On September 9, Anthony P. Jurich, a professor of marriage and family therapy at Kansas State University, gave his last speech at the Army post where he had volunteered for nearly four decades.
"Some people's lives end with a period," he told soldiers at Fort Riley. "That's it; they're gone. Some end with an exclamation point, when a person did things in life that easily gain the attention of others. Some people die with a comma, because their belief system says to them and others that they have moved on to something else.
"But a suicide—that person's life ends with a question mark."
A little over a month later, on October 13, Mr. Jurich died while vacationing in Cabo San Lucas, Mexico. He and his wife were dragged underwater by the undertow of a rogue wave that hit them as they walked on the beach, according to a university-issued e-mail. His wife was rescued, but efforts to revive him failed. He was 63 years old.
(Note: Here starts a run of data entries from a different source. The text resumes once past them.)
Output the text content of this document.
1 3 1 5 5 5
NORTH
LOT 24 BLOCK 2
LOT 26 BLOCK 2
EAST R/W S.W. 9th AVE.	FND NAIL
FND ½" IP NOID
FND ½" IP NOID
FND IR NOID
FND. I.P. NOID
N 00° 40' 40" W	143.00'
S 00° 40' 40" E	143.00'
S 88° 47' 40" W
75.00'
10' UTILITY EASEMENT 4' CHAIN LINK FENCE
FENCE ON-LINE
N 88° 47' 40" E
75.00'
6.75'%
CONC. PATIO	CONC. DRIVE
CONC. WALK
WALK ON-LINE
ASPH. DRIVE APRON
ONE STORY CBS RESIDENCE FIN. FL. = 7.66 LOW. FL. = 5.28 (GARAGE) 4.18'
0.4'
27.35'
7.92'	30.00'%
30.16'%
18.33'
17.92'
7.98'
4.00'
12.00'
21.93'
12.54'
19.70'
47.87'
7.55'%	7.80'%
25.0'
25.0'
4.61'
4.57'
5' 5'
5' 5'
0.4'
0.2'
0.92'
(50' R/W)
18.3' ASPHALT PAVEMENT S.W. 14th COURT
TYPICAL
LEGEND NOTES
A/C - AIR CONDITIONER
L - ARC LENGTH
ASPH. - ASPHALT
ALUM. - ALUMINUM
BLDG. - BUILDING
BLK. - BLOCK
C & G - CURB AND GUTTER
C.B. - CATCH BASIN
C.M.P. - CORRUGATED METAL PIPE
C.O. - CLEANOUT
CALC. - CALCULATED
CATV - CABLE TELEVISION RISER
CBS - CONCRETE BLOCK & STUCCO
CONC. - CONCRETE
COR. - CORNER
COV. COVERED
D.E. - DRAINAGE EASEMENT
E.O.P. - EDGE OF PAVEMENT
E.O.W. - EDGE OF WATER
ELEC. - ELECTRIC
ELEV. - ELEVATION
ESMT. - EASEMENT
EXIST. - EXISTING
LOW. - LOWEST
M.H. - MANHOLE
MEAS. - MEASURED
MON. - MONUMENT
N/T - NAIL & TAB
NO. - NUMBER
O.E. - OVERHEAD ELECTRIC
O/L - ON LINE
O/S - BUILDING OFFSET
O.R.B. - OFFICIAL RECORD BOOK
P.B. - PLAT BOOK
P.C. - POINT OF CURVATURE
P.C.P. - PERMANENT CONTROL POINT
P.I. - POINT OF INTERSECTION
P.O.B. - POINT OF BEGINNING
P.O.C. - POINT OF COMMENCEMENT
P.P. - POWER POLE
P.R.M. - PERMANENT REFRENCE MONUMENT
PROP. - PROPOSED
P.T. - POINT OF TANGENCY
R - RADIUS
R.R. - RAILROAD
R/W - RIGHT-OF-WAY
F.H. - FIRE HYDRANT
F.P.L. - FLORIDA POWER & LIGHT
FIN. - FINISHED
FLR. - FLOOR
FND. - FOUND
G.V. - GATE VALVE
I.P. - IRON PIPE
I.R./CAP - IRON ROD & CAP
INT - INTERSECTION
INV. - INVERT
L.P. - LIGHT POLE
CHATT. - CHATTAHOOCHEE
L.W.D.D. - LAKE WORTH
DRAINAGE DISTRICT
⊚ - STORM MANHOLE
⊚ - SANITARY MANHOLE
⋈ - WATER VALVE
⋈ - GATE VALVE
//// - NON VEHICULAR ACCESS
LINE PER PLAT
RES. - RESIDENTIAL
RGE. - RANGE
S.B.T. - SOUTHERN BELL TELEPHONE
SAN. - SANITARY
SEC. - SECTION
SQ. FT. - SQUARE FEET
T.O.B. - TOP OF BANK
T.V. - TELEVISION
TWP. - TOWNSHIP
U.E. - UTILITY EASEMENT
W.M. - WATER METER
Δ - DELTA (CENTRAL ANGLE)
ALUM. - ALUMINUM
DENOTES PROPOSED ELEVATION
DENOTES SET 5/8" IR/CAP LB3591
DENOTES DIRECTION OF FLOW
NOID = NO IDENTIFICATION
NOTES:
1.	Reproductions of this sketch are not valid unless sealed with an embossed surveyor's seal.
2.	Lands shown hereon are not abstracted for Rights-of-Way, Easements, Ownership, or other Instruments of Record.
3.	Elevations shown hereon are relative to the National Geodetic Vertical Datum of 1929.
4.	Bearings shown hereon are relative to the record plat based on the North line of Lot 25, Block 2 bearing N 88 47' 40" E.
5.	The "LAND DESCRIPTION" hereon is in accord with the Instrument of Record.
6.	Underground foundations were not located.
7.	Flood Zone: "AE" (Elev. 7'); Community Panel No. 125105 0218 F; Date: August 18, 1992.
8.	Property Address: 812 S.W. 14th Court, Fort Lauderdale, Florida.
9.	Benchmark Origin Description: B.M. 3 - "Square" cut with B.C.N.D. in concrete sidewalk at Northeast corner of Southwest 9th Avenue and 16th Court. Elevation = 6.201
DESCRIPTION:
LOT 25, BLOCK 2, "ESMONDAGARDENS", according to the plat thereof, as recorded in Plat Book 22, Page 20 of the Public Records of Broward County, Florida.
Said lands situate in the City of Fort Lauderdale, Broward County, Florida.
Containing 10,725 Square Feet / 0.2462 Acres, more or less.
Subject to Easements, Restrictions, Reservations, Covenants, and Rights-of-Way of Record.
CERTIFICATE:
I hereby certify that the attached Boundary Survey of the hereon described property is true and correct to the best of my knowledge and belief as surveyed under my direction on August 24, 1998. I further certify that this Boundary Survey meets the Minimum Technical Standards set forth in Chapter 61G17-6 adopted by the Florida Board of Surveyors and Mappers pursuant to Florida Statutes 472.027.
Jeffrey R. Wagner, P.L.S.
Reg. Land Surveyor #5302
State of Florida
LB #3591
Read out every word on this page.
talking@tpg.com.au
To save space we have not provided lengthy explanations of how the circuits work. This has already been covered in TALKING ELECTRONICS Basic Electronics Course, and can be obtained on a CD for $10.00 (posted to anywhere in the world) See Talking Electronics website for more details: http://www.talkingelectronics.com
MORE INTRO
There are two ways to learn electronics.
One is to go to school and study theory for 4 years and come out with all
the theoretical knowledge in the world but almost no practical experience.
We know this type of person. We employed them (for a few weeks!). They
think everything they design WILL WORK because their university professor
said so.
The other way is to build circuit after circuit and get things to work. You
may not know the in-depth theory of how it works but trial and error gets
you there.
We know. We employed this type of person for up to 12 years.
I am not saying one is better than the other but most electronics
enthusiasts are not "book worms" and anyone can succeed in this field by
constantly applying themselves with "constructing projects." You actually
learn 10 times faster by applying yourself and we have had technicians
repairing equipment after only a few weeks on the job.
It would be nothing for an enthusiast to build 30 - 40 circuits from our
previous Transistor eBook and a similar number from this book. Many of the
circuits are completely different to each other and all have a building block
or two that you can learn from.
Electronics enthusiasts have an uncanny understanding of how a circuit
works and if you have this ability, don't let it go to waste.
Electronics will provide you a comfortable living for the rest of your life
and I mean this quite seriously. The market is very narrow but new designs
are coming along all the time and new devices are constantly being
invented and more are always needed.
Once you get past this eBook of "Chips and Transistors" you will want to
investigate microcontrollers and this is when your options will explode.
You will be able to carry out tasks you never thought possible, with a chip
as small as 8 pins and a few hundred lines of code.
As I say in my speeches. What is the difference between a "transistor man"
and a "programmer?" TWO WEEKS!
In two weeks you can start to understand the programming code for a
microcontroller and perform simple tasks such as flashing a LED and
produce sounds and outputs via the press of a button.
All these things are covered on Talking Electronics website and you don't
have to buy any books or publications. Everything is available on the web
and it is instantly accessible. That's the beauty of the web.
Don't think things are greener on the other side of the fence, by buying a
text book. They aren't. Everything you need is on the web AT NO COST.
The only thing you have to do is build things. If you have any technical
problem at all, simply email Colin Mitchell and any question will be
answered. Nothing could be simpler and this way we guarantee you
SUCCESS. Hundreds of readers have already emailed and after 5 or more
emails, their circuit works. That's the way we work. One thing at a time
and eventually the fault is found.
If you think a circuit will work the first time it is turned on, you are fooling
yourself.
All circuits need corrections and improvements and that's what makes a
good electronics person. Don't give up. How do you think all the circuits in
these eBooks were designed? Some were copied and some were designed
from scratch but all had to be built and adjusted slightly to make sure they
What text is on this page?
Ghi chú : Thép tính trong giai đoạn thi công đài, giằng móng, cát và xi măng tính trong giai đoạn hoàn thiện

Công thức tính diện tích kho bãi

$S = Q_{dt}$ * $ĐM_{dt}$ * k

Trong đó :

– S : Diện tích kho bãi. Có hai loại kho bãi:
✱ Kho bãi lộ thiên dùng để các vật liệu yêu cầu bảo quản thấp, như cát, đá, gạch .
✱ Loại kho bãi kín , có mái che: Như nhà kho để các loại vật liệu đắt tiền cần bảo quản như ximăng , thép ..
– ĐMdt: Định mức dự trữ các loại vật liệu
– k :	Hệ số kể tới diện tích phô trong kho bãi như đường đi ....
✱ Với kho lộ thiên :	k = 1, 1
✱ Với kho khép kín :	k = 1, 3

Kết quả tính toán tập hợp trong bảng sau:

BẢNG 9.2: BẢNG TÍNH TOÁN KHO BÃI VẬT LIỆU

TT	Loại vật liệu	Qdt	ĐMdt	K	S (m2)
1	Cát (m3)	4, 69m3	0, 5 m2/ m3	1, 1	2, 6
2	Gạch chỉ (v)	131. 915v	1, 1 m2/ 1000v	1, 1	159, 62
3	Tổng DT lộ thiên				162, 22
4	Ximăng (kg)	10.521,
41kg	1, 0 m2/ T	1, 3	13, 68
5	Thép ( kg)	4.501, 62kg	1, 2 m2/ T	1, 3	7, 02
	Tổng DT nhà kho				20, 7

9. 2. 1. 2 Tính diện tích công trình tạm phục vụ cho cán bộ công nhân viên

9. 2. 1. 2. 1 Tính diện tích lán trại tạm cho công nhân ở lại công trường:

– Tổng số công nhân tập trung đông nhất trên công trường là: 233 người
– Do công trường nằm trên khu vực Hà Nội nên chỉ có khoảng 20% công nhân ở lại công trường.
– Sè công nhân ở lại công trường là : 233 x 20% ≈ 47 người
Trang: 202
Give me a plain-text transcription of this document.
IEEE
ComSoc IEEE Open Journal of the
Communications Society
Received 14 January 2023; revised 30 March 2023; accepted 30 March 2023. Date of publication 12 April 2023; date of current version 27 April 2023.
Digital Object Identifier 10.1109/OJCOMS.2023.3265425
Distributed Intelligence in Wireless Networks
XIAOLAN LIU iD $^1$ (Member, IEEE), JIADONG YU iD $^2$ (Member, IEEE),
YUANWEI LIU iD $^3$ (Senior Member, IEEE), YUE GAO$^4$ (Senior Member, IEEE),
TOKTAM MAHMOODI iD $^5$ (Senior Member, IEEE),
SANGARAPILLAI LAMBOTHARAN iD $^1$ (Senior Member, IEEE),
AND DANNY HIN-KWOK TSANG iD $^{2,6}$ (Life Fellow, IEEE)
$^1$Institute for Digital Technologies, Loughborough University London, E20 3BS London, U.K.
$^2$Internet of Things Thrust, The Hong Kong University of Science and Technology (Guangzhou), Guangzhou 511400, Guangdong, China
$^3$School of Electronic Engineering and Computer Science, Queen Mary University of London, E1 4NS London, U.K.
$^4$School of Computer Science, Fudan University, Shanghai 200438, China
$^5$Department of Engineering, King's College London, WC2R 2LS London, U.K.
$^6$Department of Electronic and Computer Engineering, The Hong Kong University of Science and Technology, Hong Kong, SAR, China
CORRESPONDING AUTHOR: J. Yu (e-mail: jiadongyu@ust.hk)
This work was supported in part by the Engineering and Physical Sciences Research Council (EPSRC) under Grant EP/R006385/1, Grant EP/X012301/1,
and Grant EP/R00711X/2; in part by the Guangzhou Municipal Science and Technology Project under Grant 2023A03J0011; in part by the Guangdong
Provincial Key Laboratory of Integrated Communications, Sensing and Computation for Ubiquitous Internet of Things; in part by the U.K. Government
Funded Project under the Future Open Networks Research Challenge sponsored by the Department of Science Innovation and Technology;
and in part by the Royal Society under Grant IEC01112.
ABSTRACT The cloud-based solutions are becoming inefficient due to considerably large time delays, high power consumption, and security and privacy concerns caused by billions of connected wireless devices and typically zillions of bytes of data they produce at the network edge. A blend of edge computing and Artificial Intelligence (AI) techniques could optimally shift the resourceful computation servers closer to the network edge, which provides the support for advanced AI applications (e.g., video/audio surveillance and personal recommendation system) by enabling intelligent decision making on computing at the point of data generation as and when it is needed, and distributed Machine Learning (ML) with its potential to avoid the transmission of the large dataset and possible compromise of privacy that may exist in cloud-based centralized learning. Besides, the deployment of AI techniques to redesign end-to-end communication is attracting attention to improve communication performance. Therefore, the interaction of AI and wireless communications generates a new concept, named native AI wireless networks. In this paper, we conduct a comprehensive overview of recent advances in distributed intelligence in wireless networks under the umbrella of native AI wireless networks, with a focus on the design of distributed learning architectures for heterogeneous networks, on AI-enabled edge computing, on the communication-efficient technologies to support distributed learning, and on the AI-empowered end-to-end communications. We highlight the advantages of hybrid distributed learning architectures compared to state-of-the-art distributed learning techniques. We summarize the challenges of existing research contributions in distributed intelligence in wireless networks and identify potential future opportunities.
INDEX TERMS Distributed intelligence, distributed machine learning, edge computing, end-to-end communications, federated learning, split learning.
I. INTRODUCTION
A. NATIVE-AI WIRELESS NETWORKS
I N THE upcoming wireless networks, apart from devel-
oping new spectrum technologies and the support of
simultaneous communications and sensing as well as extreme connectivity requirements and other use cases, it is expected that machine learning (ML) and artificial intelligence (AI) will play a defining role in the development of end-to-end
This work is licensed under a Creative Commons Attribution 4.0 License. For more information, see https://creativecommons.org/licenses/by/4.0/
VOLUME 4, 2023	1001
Colleagues and friends remember him as someone who devoted his life to helping troubled adolescents and preventing suicide.
His approach to family therapy involved listening to everyone so he could fully understand the family dynamic before suggesting a course of treatment.
"He had a way of reducing people's options so they had to change," says Candyce S. Russell, a professor of human development and family studies at Kansas State and Mr. Jurich's longtime colleague. And he did it, she says, with a "great deal of finesse and empathy."
Mr. Jurich was born and raised in the New York City area. As an undergraduate studying psychology at Fordham University, he began counseling newly arrested suspects and police officers who worked on domestic-violence cases.
Soon after he earned his doctorate at Pennsylvania State University in 1972, Mr. Jurich moved halfway across the country to take a full-time faculty position at Kansas State.
Though he had anticipated staying only a few years, Mr. Jurich spent his entire academic career there. He quickly established himself as a presence and became known as "the professor who sings in the halls." He received the university's "Outstanding Teacher Award" just four years into his career, was promoted to full professor by 1981, and was later recognized as an outstanding adviser for his work on the university's crisis hotline.
"His passion rubs off on people, whether it's students or other colleagues," says Sandra Stith, director of Kansas State's marriage and family therapy program. "If you ever felt lazy or self-focused, he always is the first to remind you of the importance of the work you're doing."
His service on the Faculty Senate and other committees earned him a reputation as a conflict mediator—one who was not afraid of confrontation but considered all sides fairly.
Mr. Jurich also held various leadership positions with the American Association for Marriage and Family Therapy, and served as its president in the late 90s.
In 2008, he published a book, Family Therapy With Suicidal Adolescents, on the pragmatic, problem-focused approach to therapy he favored even as other methods gained in popularity.
At the time of his death, Mr. Jurich was on the first year of a five-year voluntary phased retirement plan, but he was far from leaving the profession, his friends say, and he had plans to work with a local therapy group.
He also had no intention of giving up the front-row courtside Kansas State basketball tickets he held onto for nearly 40 years. Farrell J. Webb, an associate professor in the School of Family Studies and Human Services, sat right next him for 16 of them. Mr. Webb says he'll miss Mr. Jurich not just as his basketball buddy but also as a friend who always knew the right thing to say.
"He had the rare gift to take complex and sensitive issues and put them in plain language," Mr. Webb says. "You knew he touched a lot of lives, because whether you were at a basketball game or a supermarket, at least three people always came up to talk to him."
Ms. Stith remembers that Mr. Jurich, who recruited her to Kansas State, "was always hopeful, seeing the possibilities and potentials in both his clients and his students. He has touched so many lives and taught so many students that it is impossible for his work to end with him."